Posted 1 year ago on Nov. 7, 2011, 5:46 p.m. EST by looselyhuman
This content is user submitted and not an official statement
We seemed to have lost, at least until the advent of the Occupy Wall Street movement, not only all personal responsibility but all capacity for personal judgment. Corporate culture absolves all of responsibility. This is part of its appeal. It relieves all from moral choice. There is an unequivocal acceptance of ruling principles such as unregulated capitalism and globalization as a kind of natural law. The steady march of corporate capitalism requires a passive acceptance of new laws and demolished regulations, of bailouts in the trillions of dollars and the systematic looting of public funds, of lies and deceit. The corporate culture, epitomized by Goldman Sachs, has seeped into our classrooms, our newsrooms, our entertainment systems and our consciousness. This corporate culture has stripped us of the right to express ourselves outside of the narrowly accepted confines of the established political order. It has turned us into compliant consumers. We are forced to surrender our voice. These corporate machines, like fraternities and sororities, also haze new recruits in company rituals, force them to adopt an unrelenting cheerfulness, a childish optimism and obsequiousness to authority. These corporate rituals, bolstered by retreats and training seminars, by grueling days that sometimes end with initiates curled up under their desks to sleep, ensure that only the most morally supine remain. The strong and independent are weeded out early so only the unquestioning advance upward. Corporate culture serves a faceless system. It is, as Hannah Arendt writes, “the rule of nobody and for this very reason perhaps the least human and most cruel form of rulership.”
Our political class, and its courtiers on the airwaves, insists that if we refuse to comply, if we step outside of the Democratic Party, if we rebel, we will make things worse. This game of accepting the lesser evil enables the steady erosion of justice and corporate plundering. It enables corporations to harvest the nation and finally the global economy, reconfiguring the world into neofeudalism, one of masters and serfs. This game goes on until there is hardly any action carried out by the power elite that is not a crime. It goes on until corporate predators, who long ago decided the nation and the planet were not worth salvaging, seize the last drops of wealth. It goes on until moral acts, such as calling for those inside the corporate headquarters of Goldman Sachs to be tried, see you jailed, and the crimes of financial fraud and perjury are upheld as lawful and rewarded by the courts, the U.S. Treasury and the Congress. And all this is done so a handful of rapacious, immoral plutocrats like Lloyd Blankfein, the CEO of Goldman Sachs who sucks down about $250,000 a day and who lied to the U.S. Congress as well as his investors and the public, can use their dirty money to retreat into their own Forbidden City or Versailles while their underlings, basking in the arrogance of power, snap amusing photos of the rabble outside their gates being hauled away by the police and company goons.

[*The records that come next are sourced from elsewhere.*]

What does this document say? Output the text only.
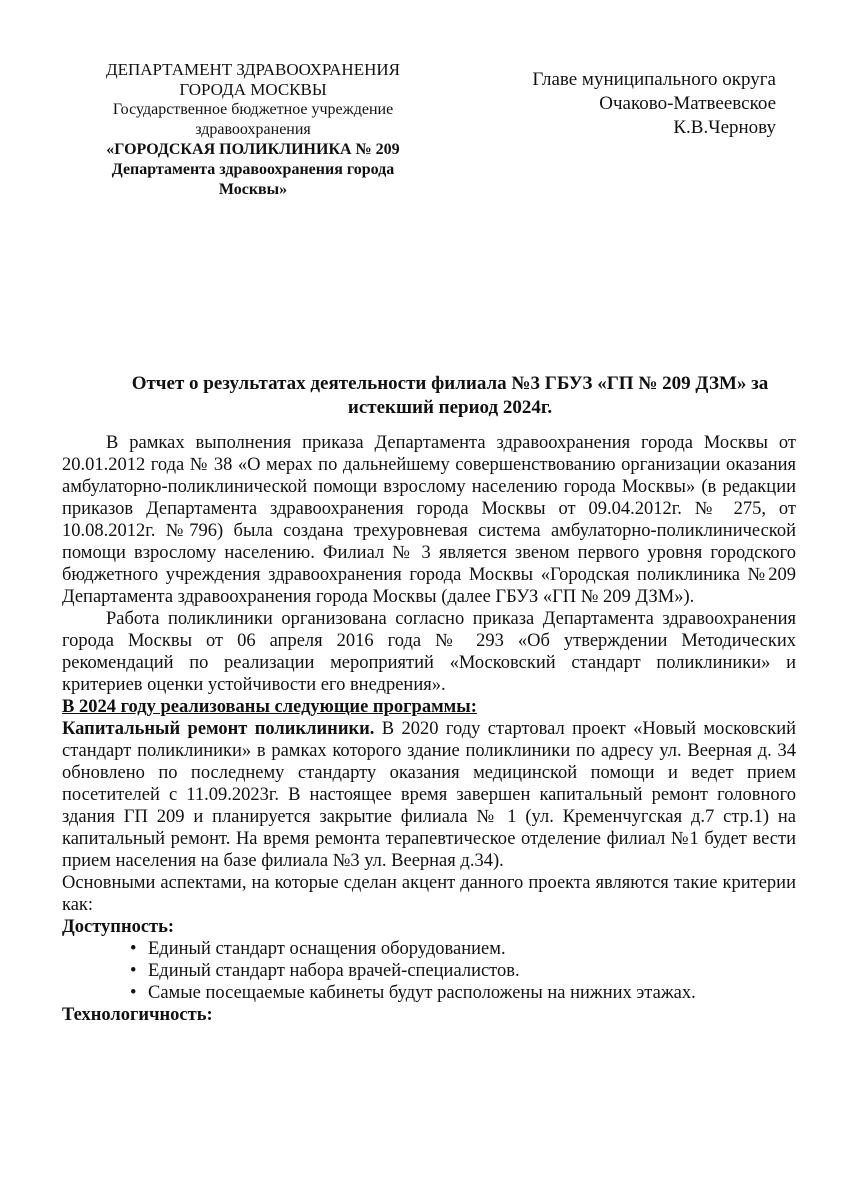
ДЕПАРТАМЕНТ ЗДРАВООХРАНЕНИЯ
ГОРОДА МОСКВЫ
Государственное бюджетное учреждение
здравоохранения
«ГОРОДСКАЯ ПОЛИКЛИНИКА № 209
Департамента здравоохранения города
Москвы»
Главе муниципального округа
Очаково-Матвеевское
К.В.Чернову
Отчет о результатах деятельности филиала №3 ГБУЗ «ГП № 209 ДЗМ» за
истекший период 2024г.

В рамках выполнения приказа Департамента здравоохранения города Москвы от 20.01.2012 года № 38 «О мерах по дальнейшему совершенствованию организации оказания амбулаторно-поликлинической помощи взрослому населению города Москвы» (в редакции приказов Департамента здравоохранения города Москвы от 09.04.2012г. № 275, от 10.08.2012г. №796) была создана трехуровневая система амбулаторно-поликлинической помощи взрослому населению. Филиал № 3 является звеном первого уровня городского бюджетного учреждения здравоохранения города Москвы «Городская поликлиника №209 Департамента здравоохранения города Москвы (далее ГБУЗ «ГП № 209 ДЗМ»).

Работа поликлиники организована согласно приказа Департамента здравоохранения города Москвы от 06 апреля 2016 года № 293 «Об утверждении Методических рекомендаций по реализации мероприятий «Московский стандарт поликлиники» и критериев оценки устойчивости его внедрения».

В 2024 году реализованы следующие программы:

Капитальный ремонт поликлиники. В 2020 году стартовал проект «Новый московский стандарт поликлиники» в рамках которого здание поликлиники по адресу ул. Веерная д. 34 обновлено по последнему стандарту оказания медицинской помощи и ведет прием посетителей с 11.09.2023г. В настоящее время завершен капитальный ремонт головного здания ГП 209 и планируется закрытие филиала № 1 (ул. Кременчугская д.7 стр.1) на капитальный ремонт. На время ремонта терапевтическое отделение филиал №1 будет вести прием населения на базе филиала №3 ул. Веерная д.34).

Основными аспектами, на которые сделан акцент данного проекта являются такие критерии как:

Доступность:

• Единый стандарт оснащения оборудованием.
• Единый стандарт набора врачей-специалистов.
• Самые посещаемые кабинеты будут расположены на нижних этажах.

Технологичность:
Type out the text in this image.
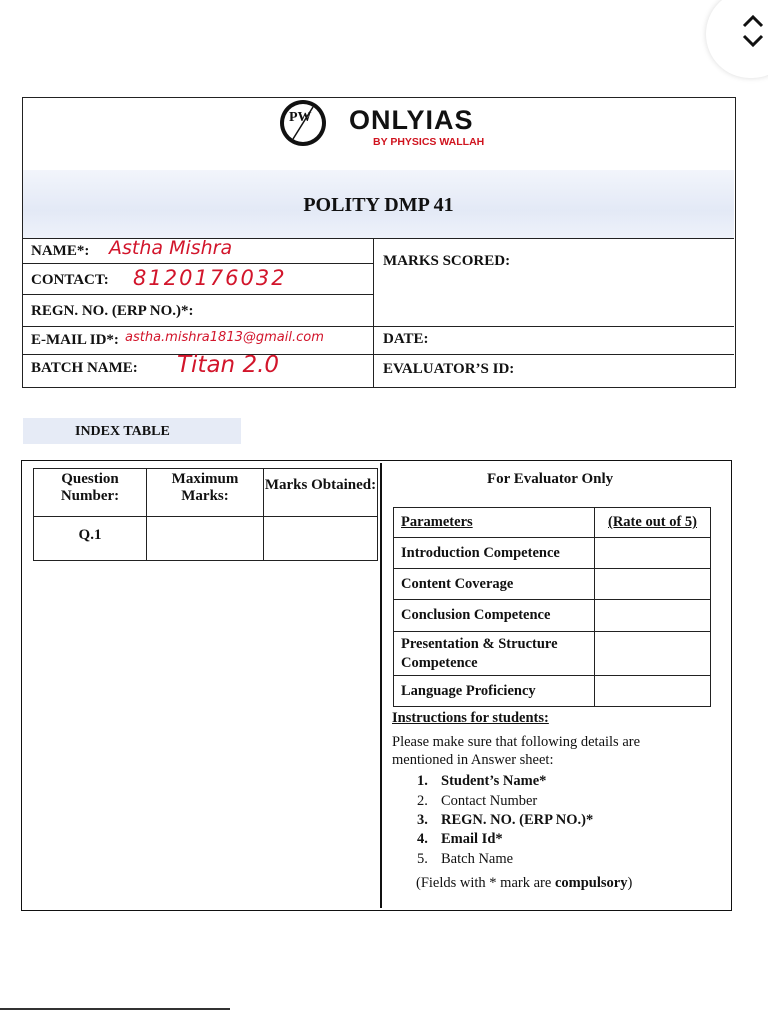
PW ONLYIAS
BY PHYSICS WALLAH
POLITY DMP 41
NAME*: Astha Mishra
CONTACT: 8120176032
REGN. NO. (ERP NO.)*:
E-MAIL ID*: astha.mishra1813@gmail.com
BATCH NAME: Titan 2.0
MARKS SCORED:
DATE:
EVALUATOR’S ID:
INDEX TABLE
Question Number:	Maximum Marks:	Marks Obtained:
Q.1		
For Evaluator Only
Parameters	(Rate out of 5)
Introduction Competence	
Content Coverage	
Conclusion Competence	
Presentation & Structure Competence	
Language Proficiency	
Instructions for students:
Please make sure that following details are
mentioned in Answer sheet:
1. Student’s Name*
2. Contact Number
3. REGN. NO. (ERP NO.)*
4. Email Id*
5. Batch Name
(Fields with * mark are compulsory)
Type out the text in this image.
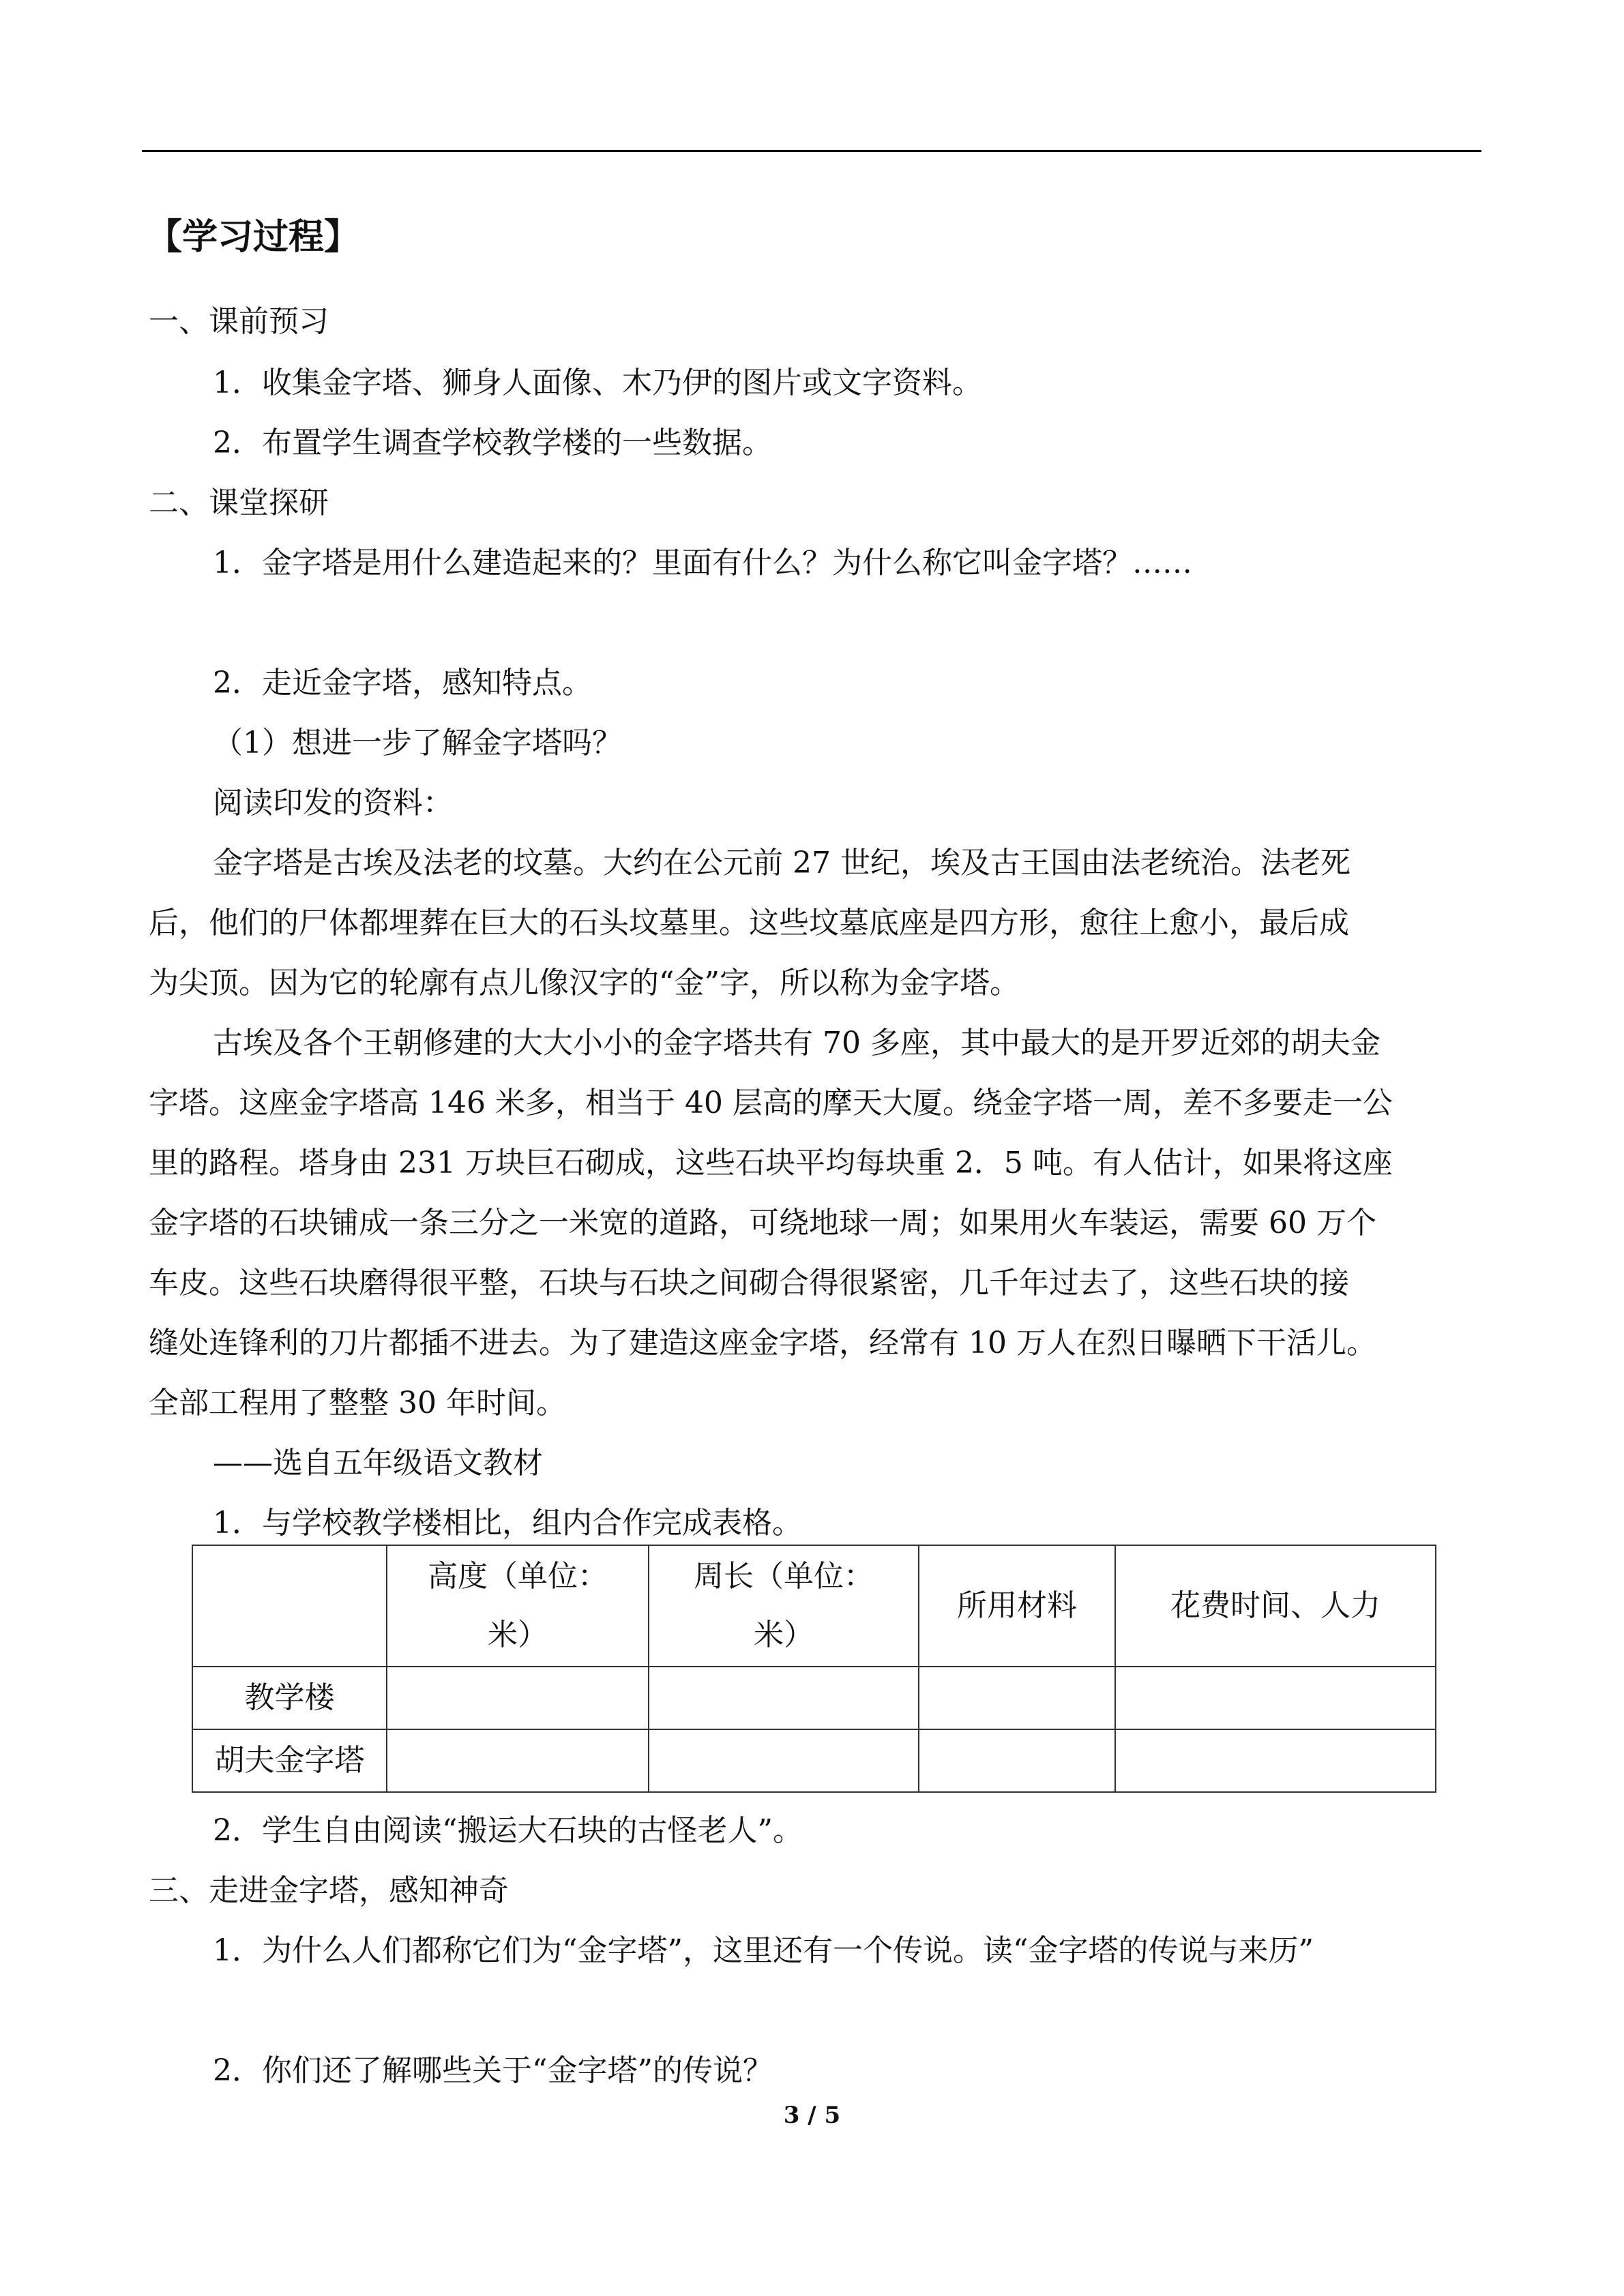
【学习过程】
一、课前预习
1．收集金字塔、狮身人面像、木乃伊的图片或文字资料。
2．布置学生调查学校教学楼的一些数据。
二、课堂探研
1．金字塔是用什么建造起来的？里面有什么？为什么称它叫金字塔？……
2．走近金字塔，感知特点。
（1）想进一步了解金字塔吗？
阅读印发的资料：
金字塔是古埃及法老的坟墓。大约在公元前 27 世纪，埃及古王国由法老统治。法老死
后，他们的尸体都埋葬在巨大的石头坟墓里。这些坟墓底座是四方形，愈往上愈小，最后成
为尖顶。因为它的轮廓有点儿像汉字的“金”字，所以称为金字塔。
古埃及各个王朝修建的大大小小的金字塔共有 70 多座，其中最大的是开罗近郊的胡夫金
字塔。这座金字塔高 146 米多，相当于 40 层高的摩天大厦。绕金字塔一周，差不多要走一公
里的路程。塔身由 231 万块巨石砌成，这些石块平均每块重 2．5 吨。有人估计，如果将这座
金字塔的石块铺成一条三分之一米宽的道路，可绕地球一周；如果用火车装运，需要 60 万个
车皮。这些石块磨得很平整，石块与石块之间砌合得很紧密，几千年过去了，这些石块的接
缝处连锋利的刀片都插不进去。为了建造这座金字塔，经常有 10 万人在烈日曝晒下干活儿。
全部工程用了整整 30 年时间。
——选自五年级语文教材
1．与学校教学楼相比，组内合作完成表格。
	高度（单位：米）	周长（单位：米）	所用材料	花费时间、人力
教学楼				
胡夫金字塔				
2．学生自由阅读“搬运大石块的古怪老人”。
三、走进金字塔，感知神奇
1．为什么人们都称它们为“金字塔”，这里还有一个传说。读“金字塔的传说与来历”
2．你们还了解哪些关于“金字塔”的传说？
3 / 5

It is vital that the occupation movements direct attention away from their encampments and tent cities, beset with the usual problems of hastily formed open societies where no one is turned away. Attention must be directed through street protests, civil disobedience and occupations toward the institutions that are carrying out the assaults against the 99 percent. Banks, insurance companies, courts where families are being foreclosed from their homes, city offices that put these homes up for auction, schools, libraries and firehouses that are being closed, and corporations such as General Electric that funnel taxpayer dollars into useless weapons systems and do not pay taxes, as well as propaganda outlets such as the New York Post and its evil twin, Fox News, which have unleashed a vicious propaganda war against us, all need to be targeted, shut down and occupied. Goldman Sachs is the poster child of all that is wrong with global capitalism, but there are many other companies whose degradation and destruction of human life are no less egregious.